L'annonce d'une libération massive de barils de pétrole par une trentaine de pays n'a pas suffi à calmer les marchés mercredi. Les investisseurs restent sur la défensive après plus d'une semaine de conflit au Moyen-Orient.
Les 32 membres de l'Agence internationale de l'énergie (AIE) ont voté à l'unanimité pour débloquer 400 millions de barils de leurs réserves stratégiques, une décision qualifiée de "plus importante" dans l'histoire de l'AIE. Cependant, cette annonce, largement anticipée par les médias, n'a entraîné qu'une brève baisse des prix du brut.
Le prix du barreau de Brent, référence mondiale, a finalement augmenté de 4,76 % pour atteindre 91,98 dollars, tandis que le WTI a grimpé de 4,55 %, vers 87,25 dollars.
"Nous manquons d'informations sur l'application de cette décision, les détails concernant la qualité et la quantité de pétrole à libérer, laissent perplexes les analystes", a déclaré Robert Yawger, analyste chez Mizuho USA, interrogé par l'AFP.
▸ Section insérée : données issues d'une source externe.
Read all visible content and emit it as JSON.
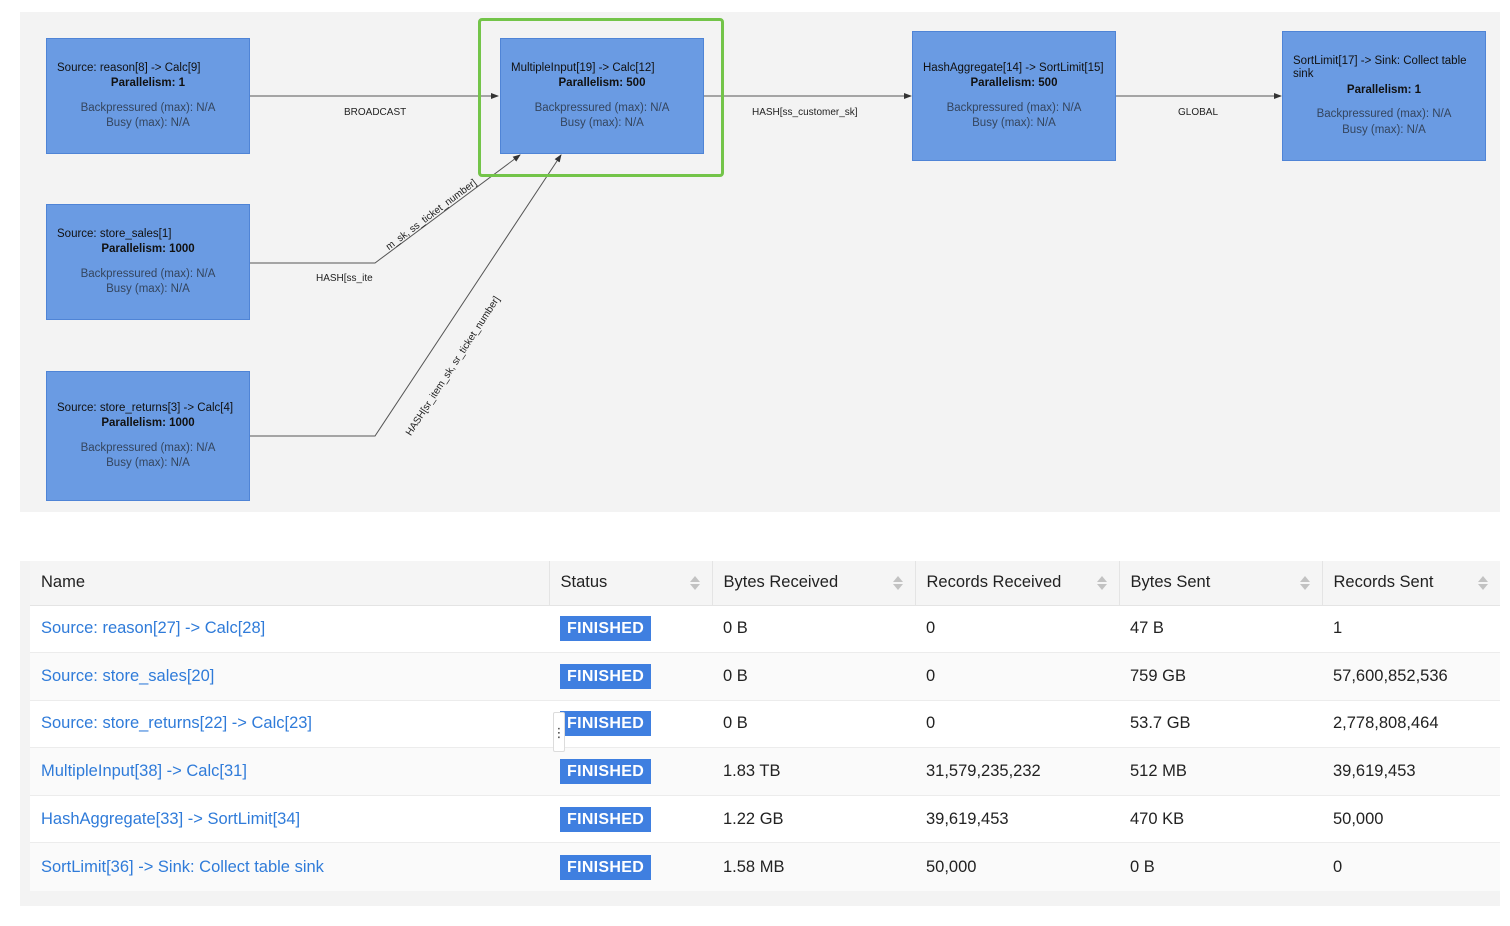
{
  "graph": {
    "nodes": [
      {
        "id": "reason",
        "title": "Source: reason[8] -> Calc[9]",
        "parallelism": "Parallelism: 1",
        "backpressured": "Backpressured (max): N/A",
        "busy": "Busy (max): N/A"
      },
      {
        "id": "store_sales",
        "title": "Source: store_sales[1]",
        "parallelism": "Parallelism: 1000",
        "backpressured": "Backpressured (max): N/A",
        "busy": "Busy (max): N/A"
      },
      {
        "id": "store_returns",
        "title": "Source: store_returns[3] -> Calc[4]",
        "parallelism": "Parallelism: 1000",
        "backpressured": "Backpressured (max): N/A",
        "busy": "Busy (max): N/A"
      },
      {
        "id": "multiple_input",
        "title": "MultipleInput[19] -> Calc[12]",
        "parallelism": "Parallelism: 500",
        "backpressured": "Backpressured (max): N/A",
        "busy": "Busy (max): N/A"
      },
      {
        "id": "hash_aggregate",
        "title": "HashAggregate[14] -> SortLimit[15]",
        "parallelism": "Parallelism: 500",
        "backpressured": "Backpressured (max): N/A",
        "busy": "Busy (max): N/A"
      },
      {
        "id": "sort_limit",
        "title": "SortLimit[17] -> Sink: Collect table sink",
        "parallelism": "Parallelism: 1",
        "backpressured": "Backpressured (max): N/A",
        "busy": "Busy (max): N/A"
      }
    ],
    "edges": {
      "broadcast": "BROADCAST",
      "hash_customer": "HASH[ss_customer_sk]",
      "global": "GLOBAL",
      "hash_item_a": "HASH[ss_ite",
      "hash_item_b": "m_sk, ss_ticket_number]",
      "hash_returns": "HASH[sr_item_sk, sr_ticket_number]"
    }
  },
  "table": {
    "columns": [
      "Name",
      "Status",
      "Bytes Received",
      "Records Received",
      "Bytes Sent",
      "Records Sent"
    ],
    "rows": [
      {
        "name": "Source: reason[27] -> Calc[28]",
        "status": "FINISHED",
        "bytes_received": "0 B",
        "records_received": "0",
        "bytes_sent": "47 B",
        "records_sent": "1"
      },
      {
        "name": "Source: store_sales[20]",
        "status": "FINISHED",
        "bytes_received": "0 B",
        "records_received": "0",
        "bytes_sent": "759 GB",
        "records_sent": "57,600,852,536"
      },
      {
        "name": "Source: store_returns[22] -> Calc[23]",
        "status": "FINISHED",
        "bytes_received": "0 B",
        "records_received": "0",
        "bytes_sent": "53.7 GB",
        "records_sent": "2,778,808,464"
      },
      {
        "name": "MultipleInput[38] -> Calc[31]",
        "status": "FINISHED",
        "bytes_received": "1.83 TB",
        "records_received": "31,579,235,232",
        "bytes_sent": "512 MB",
        "records_sent": "39,619,453"
      },
      {
        "name": "HashAggregate[33] -> SortLimit[34]",
        "status": "FINISHED",
        "bytes_received": "1.22 GB",
        "records_received": "39,619,453",
        "bytes_sent": "470 KB",
        "records_sent": "50,000"
      },
      {
        "name": "SortLimit[36] -> Sink: Collect table sink",
        "status": "FINISHED",
        "bytes_received": "1.58 MB",
        "records_received": "50,000",
        "bytes_sent": "0 B",
        "records_sent": "0"
      }
    ],
    "resize_handle": "⋮"
  },
  "colors": {
    "node_fill": "#6a9be3",
    "highlight": "#73c449",
    "badge": "#3f7fe0",
    "link": "#2f7bd9"
  }
}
D'autres experts, comme Alexandre Baradez d'IG France, estiment que même la moitié des 400 millions de barils sera insuffisante pour compenser les pertes déjà enregistrées sur le marché.
En parallèle, certains pays prennent des mesures indépendantes, tels que Donald Trump qui prévoit de puiser dans les réserves américaines pour atténuer les impacts financiers.
John Plassard de Cité Gestion Private Bank souligne que même si la libération de réserves peut donner un répit, l'histoire démontre généralement qu'il s'agit d'une solution temporaire, rarement efficace sur le long terme.
En conséquence, les marchés boursiers ont souffert, avec une baisse modérée des indices. La hausse persistante des prix du pétrole, environ 20 dollars plus cher qu'avant le début des hostilités, contribue à susciter des craintes d'une inflation accrue.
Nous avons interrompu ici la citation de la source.